Moodswing de Pieter Coudyzer

Une forêt menaçante. Au loin surgissent deux ronds de lumière, perdus dans l'immensité obscure de ce lieu cauchemardesque. C'est une voiture. A son bord, un père et son fils, l'air inquiet. Ils se sont égarés. Un moment d'inattention, et les voilà plantés dans le décor. Plus d'autre solution que d'aller chercher du secours. Chance : à quelques mètres de la route escamotée se trouve une sombre demeure, d'où filtre une lueur blafarde... Peut-être est-ce leur salut. Mais l'homme qui leur ouvre la porte n'est pas des plus affables... Le genre de type qui vous séquestre sans crier gare, voire vous torture parce qu'il s'ennuie. C'est qu'à part la télé, il n'y a pas grand-chose à faire dans cet endroit si désolé. Couper du bois ? Ces deux innocents feront bien l'affaire. D'abord les terroriser en feignant leur absence. Puis les ligoter au canapé, pour taire leurs jérémiades. Et la vie continue : on regarde la télé, on prépare à dîner, on engueule ce fils qui paresse du matin au soir. C'est comme un sitcom, avec les rires enregistrés et les applaudissements factices, les scènes de ménage et les amourettes juvéniles. Sauf qu'ici, la petite famille se révèle plutôt psychotique, davantage Texas Chainsaw Massacre» que Friends et Dawson's Creek...

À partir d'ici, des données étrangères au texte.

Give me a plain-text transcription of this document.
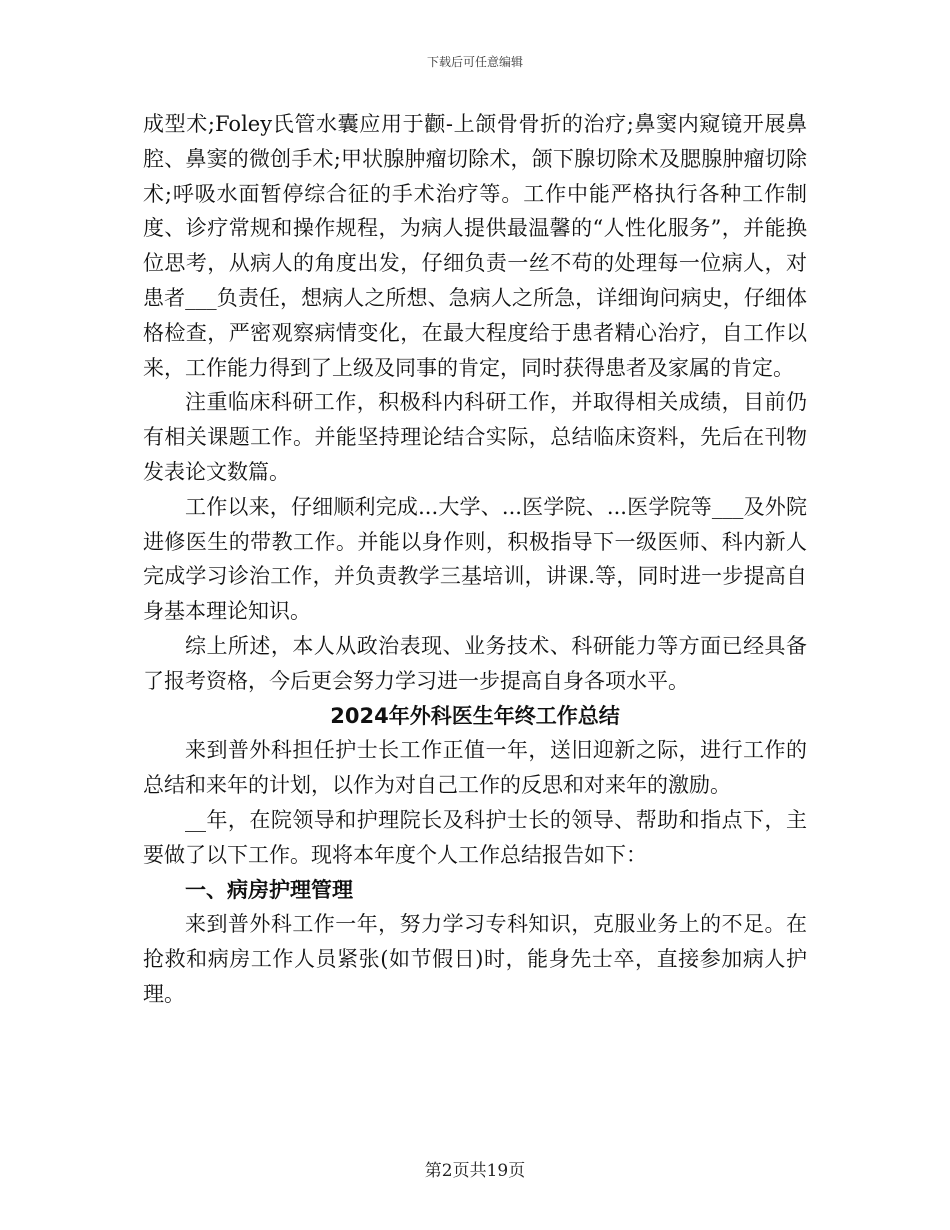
下载后可任意编辑

成型术;Foley氏管水囊应用于颧-上颌骨骨折的治疗;鼻窦内窥镜开展鼻腔、鼻窦的微创手术;甲状腺肿瘤切除术，颌下腺切除术及腮腺肿瘤切除术;呼吸水面暂停综合征的手术治疗等。工作中能严格执行各种工作制度、诊疗常规和操作规程，为病人提供最温馨的“人性化服务”，并能换位思考，从病人的角度出发，仔细负责一丝不苟的处理每一位病人，对患者___负责任，想病人之所想、急病人之所急，详细询问病史，仔细体格检查，严密观察病情变化，在最大程度给于患者精心治疗，自工作以来，工作能力得到了上级及同事的肯定，同时获得患者及家属的肯定。

注重临床科研工作，积极科内科研工作，并取得相关成绩，目前仍有相关课题工作。并能坚持理论结合实际，总结临床资料，先后在刊物发表论文数篇。

工作以来，仔细顺利完成...大学、...医学院、...医学院等___及外院进修医生的带教工作。并能以身作则，积极指导下一级医师、科内新人完成学习诊治工作，并负责教学三基培训，讲课.等，同时进一步提高自身基本理论知识。

综上所述，本人从政治表现、业务技术、科研能力等方面已经具备了报考资格，今后更会努力学习进一步提高自身各项水平。

2024年外科医生年终工作总结

来到普外科担任护士长工作正值一年，送旧迎新之际，进行工作的总结和来年的计划，以作为对自己工作的反思和对来年的激励。

__年，在院领导和护理院长及科护士长的领导、帮助和指点下，主要做了以下工作。现将本年度个人工作总结报告如下：

一、病房护理管理

来到普外科工作一年，努力学习专科知识，克服业务上的不足。在抢救和病房工作人员紧张(如节假日)时，能身先士卒，直接参加病人护理。

第2页共19页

Avec  Moodswing , Pieter Coudyzer pastiche les feuilletons télé en leur administrant une bonne dose d'horreur et d'humour noir. Si les rires fusent du petit écran que ces cinglés regardent, ce sont des rires jaunes, qui se terminent dans un râle. L'engrenage feuilletonesque déraille, l'happy end se transforme en carnage. C'est bien connu : la télé banalise la violence, fictionnalise le pire... Et les spectateurs que nous sommes n'ont plus aucun regard critique, face à l'abject. Avec Moodswing , Pieter Coudyzer montre comme il est facile de tout vulgariser, même l'inacceptable. Ce serait donc ça, la télévision. Et ça fait froid dans le dos.